It’s one way of looking at the stock market that doesn’t require a deep understanding of the ways of the Federal Reserve or of assessing what the quarterly earnings of a company MIGHT be. These measures indicate how far away the markets could be from “normal” based on a chart history.
Even though some of these are showing extreme readings already, it doesn’t mean that they can’t get more extreme. Stock markets are capable of extraordinary runs. Nonetheless, it’s helpful to take in and consider just how far stocks have travelled since they hit the October lows — and how much energy has been spent.
Take a look at the world famous volatility index:
This is an extreme reading because it hasn’t been this low for the duration of the chart, an 8-month look. “No fear” is the message of the pattern as investors have given up on the idea that any serious volatility is likely under the current conditions.
It’s an uncomfortable feeling for contrarians who’ve seen this before and remember the type of markets that can take the volatility index suddenly much higher.
Here’s the weekly chart:
You can see that the index is quite capable of going lower: it was down to 15 in mid-2021 and slightly lower than that before the March, 2020 pandemic scare. The volatility seen during that period is what this index is capable of — hardly anyone thinks about an 85 reading anymore but it has happened. The point is: we’re down there at the very low end of things, a general indication of too much comfort.
The CBOE put/call index (NYSE: $CPC) is the ratio derived from dividing the number of puts purchased over the number of calls purchased. Puts are bets that the market will go down and calls are bets that it will go up. When the put/call ratio is very low, it means options traders are quite bullish.
Here’s what the daily chart looks like:
The index got down to an extreme .80 reading this week and then bounced back with Friday’s stock market sell-off. Even so, a .91 is down there in the unusually low end of the range, especially when you consider the late December, 2022 high of up above 1.90.
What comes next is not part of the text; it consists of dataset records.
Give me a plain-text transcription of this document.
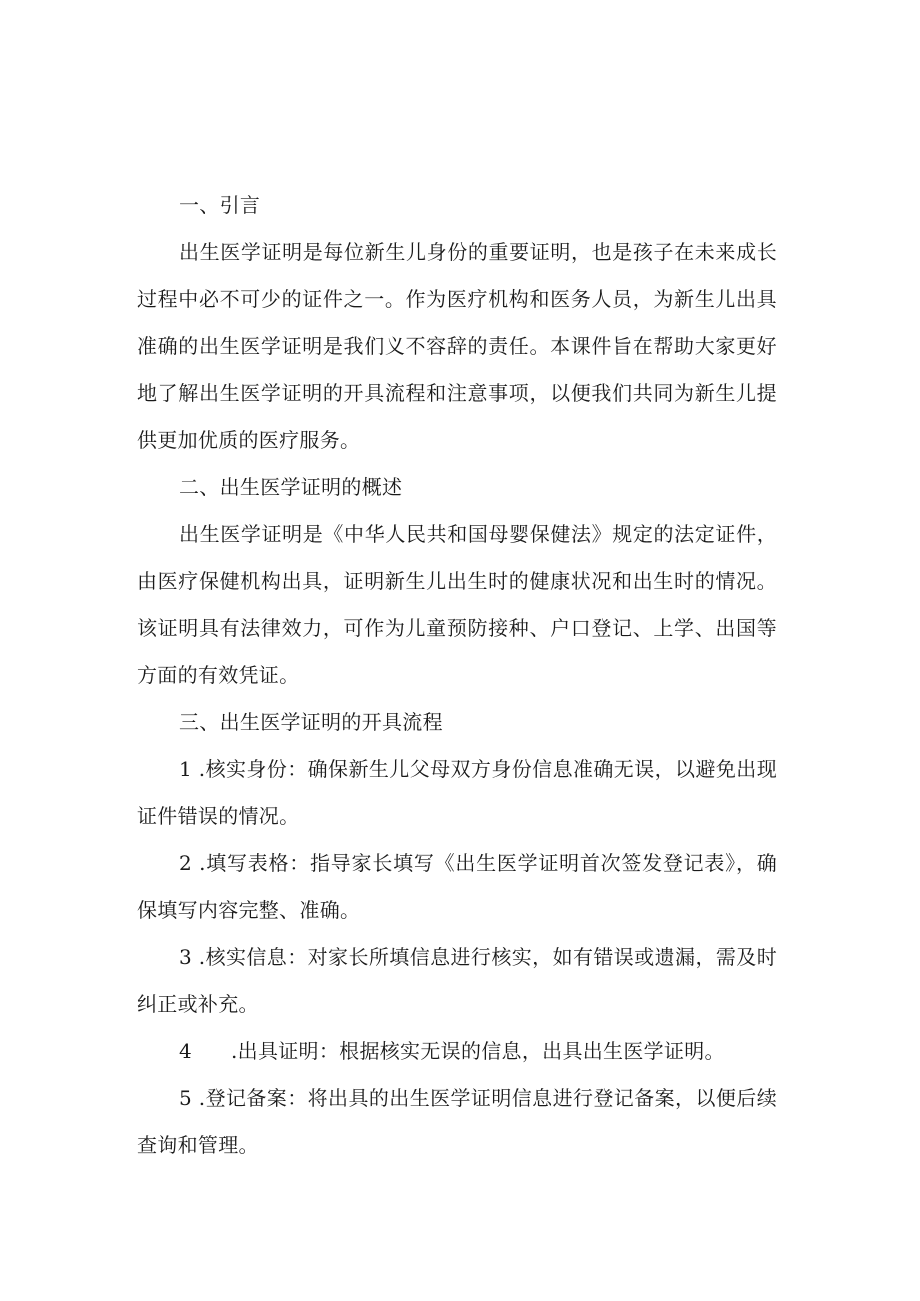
一、引言

出生医学证明是每位新生儿身份的重要证明，也是孩子在未来成长过程中必不可少的证件之一。作为医疗机构和医务人员，为新生儿出具准确的出生医学证明是我们义不容辞的责任。本课件旨在帮助大家更好地了解出生医学证明的开具流程和注意事项，以便我们共同为新生儿提供更加优质的医疗服务。

二、出生医学证明的概述

出生医学证明是《中华人民共和国母婴保健法》规定的法定证件，由医疗保健机构出具，证明新生儿出生时的健康状况和出生时的情况。该证明具有法律效力，可作为儿童预防接种、户口登记、上学、出国等方面的有效凭证。

三、出生医学证明的开具流程

1 .核实身份：确保新生儿父母双方身份信息准确无误，以避免出现证件错误的情况。

2 .填写表格：指导家长填写《出生医学证明首次签发登记表》，确保填写内容完整、准确。

3 .核实信息：对家长所填信息进行核实，如有错误或遗漏，需及时纠正或补充。

4 .出具证明：根据核实无误的信息，出具出生医学证明。

5 .登记备案：将出具的出生医学证明信息进行登记备案，以便后续查询和管理。
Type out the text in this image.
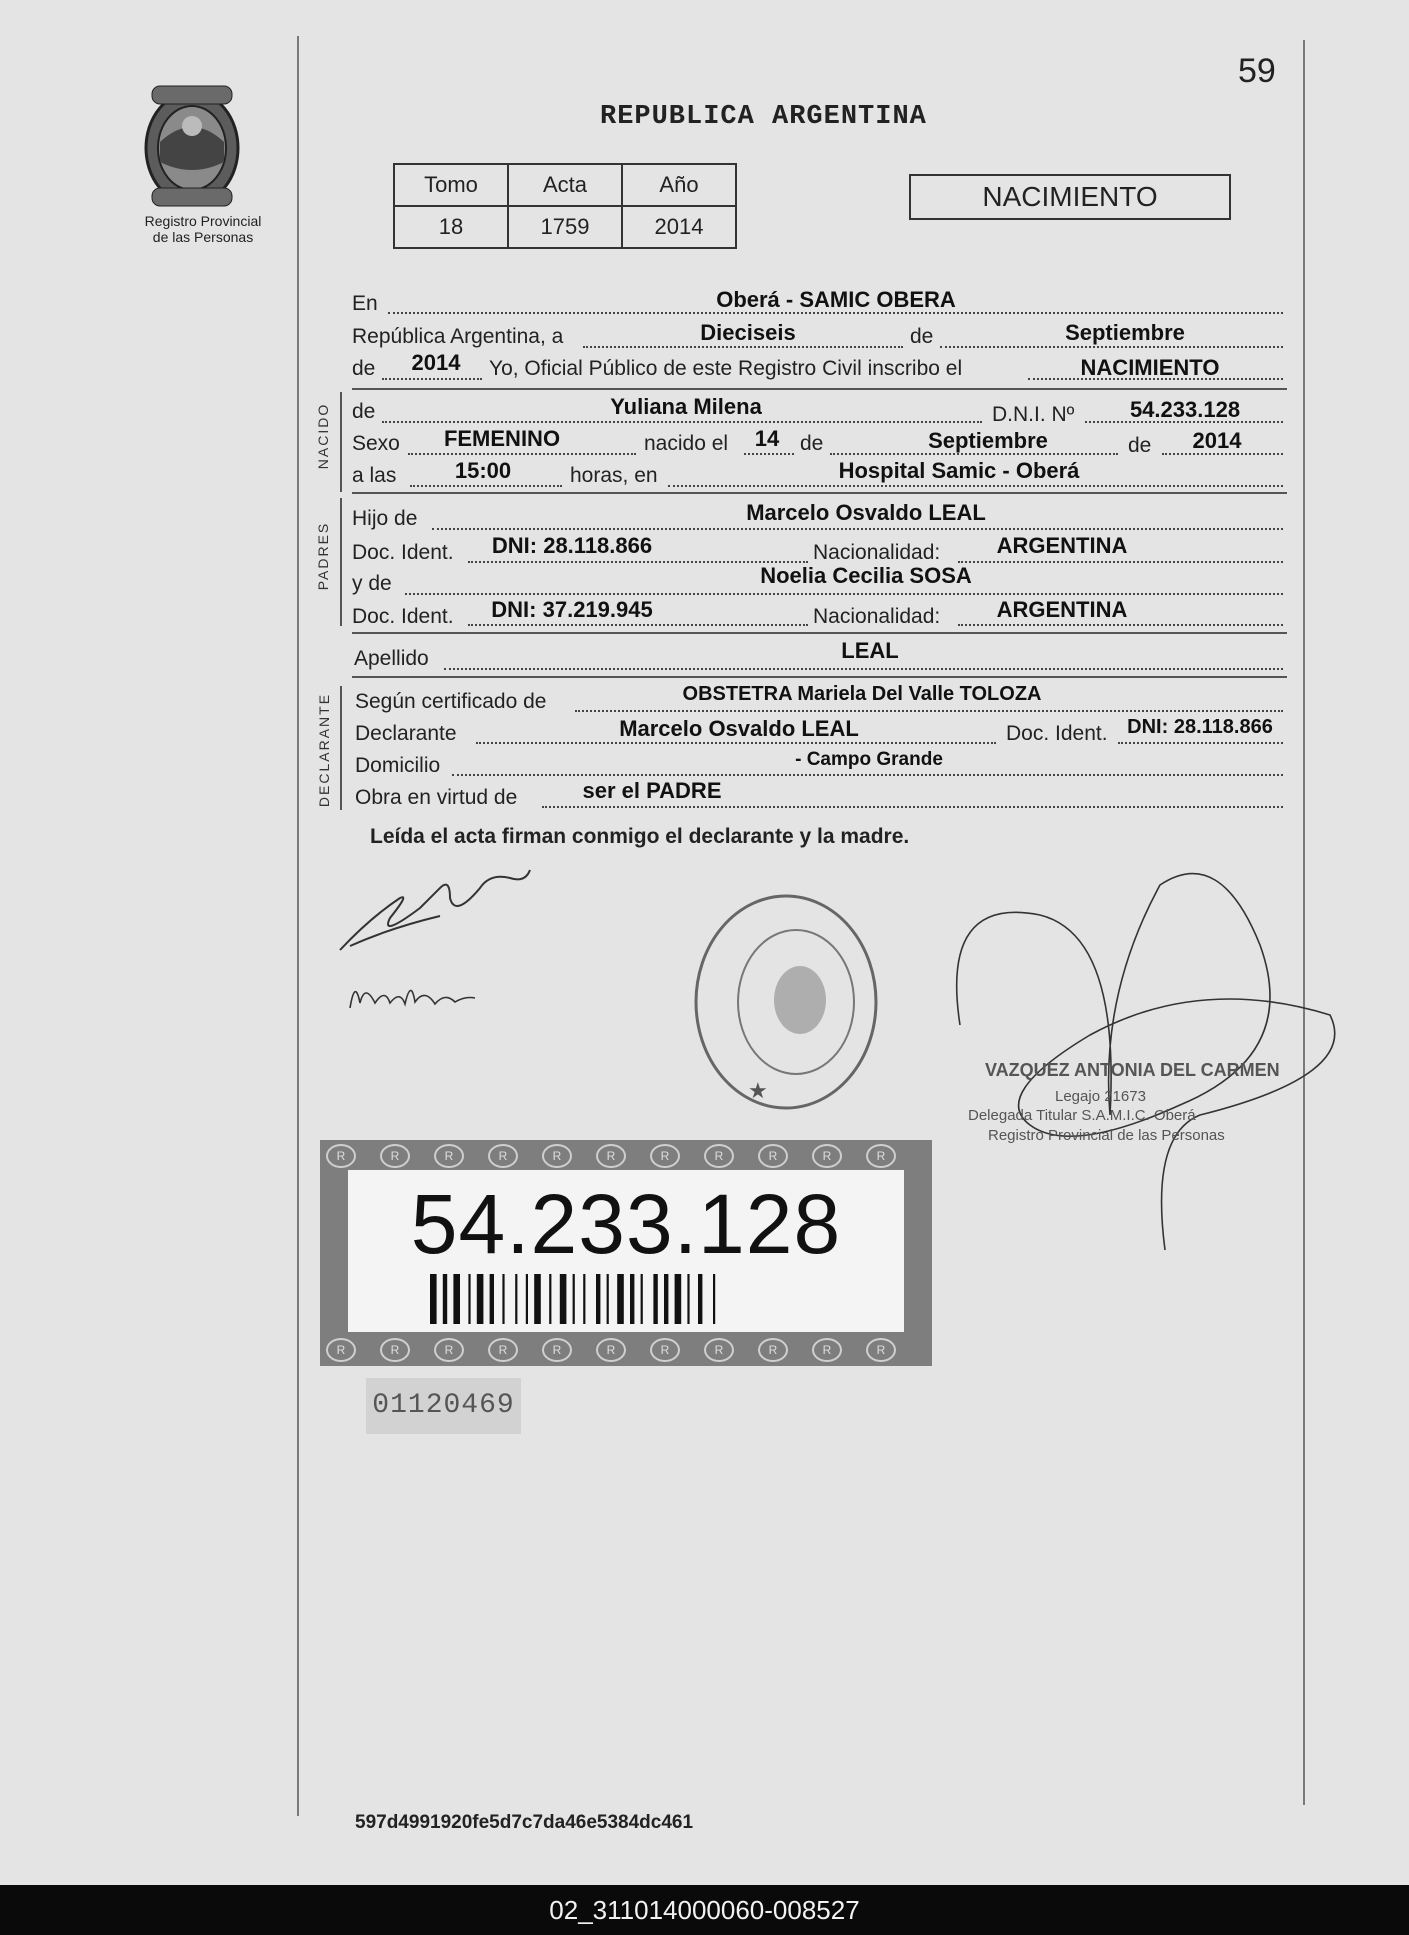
Registro Provincial
de las Personas
59
REPUBLICA ARGENTINA
Tomo	Acta	Año
18	1759	2014
NACIMIENTO
En	Oberá - SAMIC OBERA
República Argentina, a	Dieciseis	de	Septiembre
de 2014 Yo, Oficial Público de este Registro Civil inscribo el	NACIMIENTO
NACIDO de	Yuliana Milena	D.N.I. Nº	54.233.128
Sexo FEMENINO	nacido el 14 de	Septiembre	de 2014
a las	15:00	horas, en	Hospital Samic - Oberá
PADRES
Hijo de	Marcelo Osvaldo LEAL
Doc. Ident. DNI: 28.118.866	Nacionalidad:	ARGENTINA
y de	Noelia Cecilia SOSA
Doc. Ident. DNI: 37.219.945	Nacionalidad:	ARGENTINA
Apellido	LEAL
DECLARANTE Según certificado de	OBSTETRA Mariela Del Valle TOLOZA
Declarante	Marcelo Osvaldo LEAL	Doc. Ident. DNI: 28.118.866
Domicilio	- Campo Grande
Obra en virtud de	ser el PADRE
Leída el acta firman conmigo el declarante y la madre.
★
VAZQUEZ ANTONIA DEL CARMEN
Legajo 21673
Delegada Titular S.A.M.I.C. Oberá
Registro Provincial de las Personas
R	R	R	R	R	R	R	R	R	R	R
R	R	R	R	R	R	R	R	R	R	R
54.233.128
01120469
597d4991920fe5d7c7da46e5384dc461
02_311014000060-008527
The NASDAQ Composite “Bullish Percent” Index (NYSE: $BPCOMPQ) reads the number of stocks on the NASDAQ Composite now trading with bullish point-and-figure chart patterns. Stockcharts.com explains the concept.
Here’s how it looks:
It’s now at the highest level on the chart, a reading that goes back to May, 2022. Note the unstoppable quality of the upward movement since the beginning of this year. The relative strength indicator (RSI, below the basic chart) is now up there in the “overbought” territory, for what it’s worth.
None of this means stocks can’t go higher — they can. These are indicators showing extreme levels and, as stated, things can always become more extreme when it comes to markets and stocks.
Not investment advice. For educational purposes only.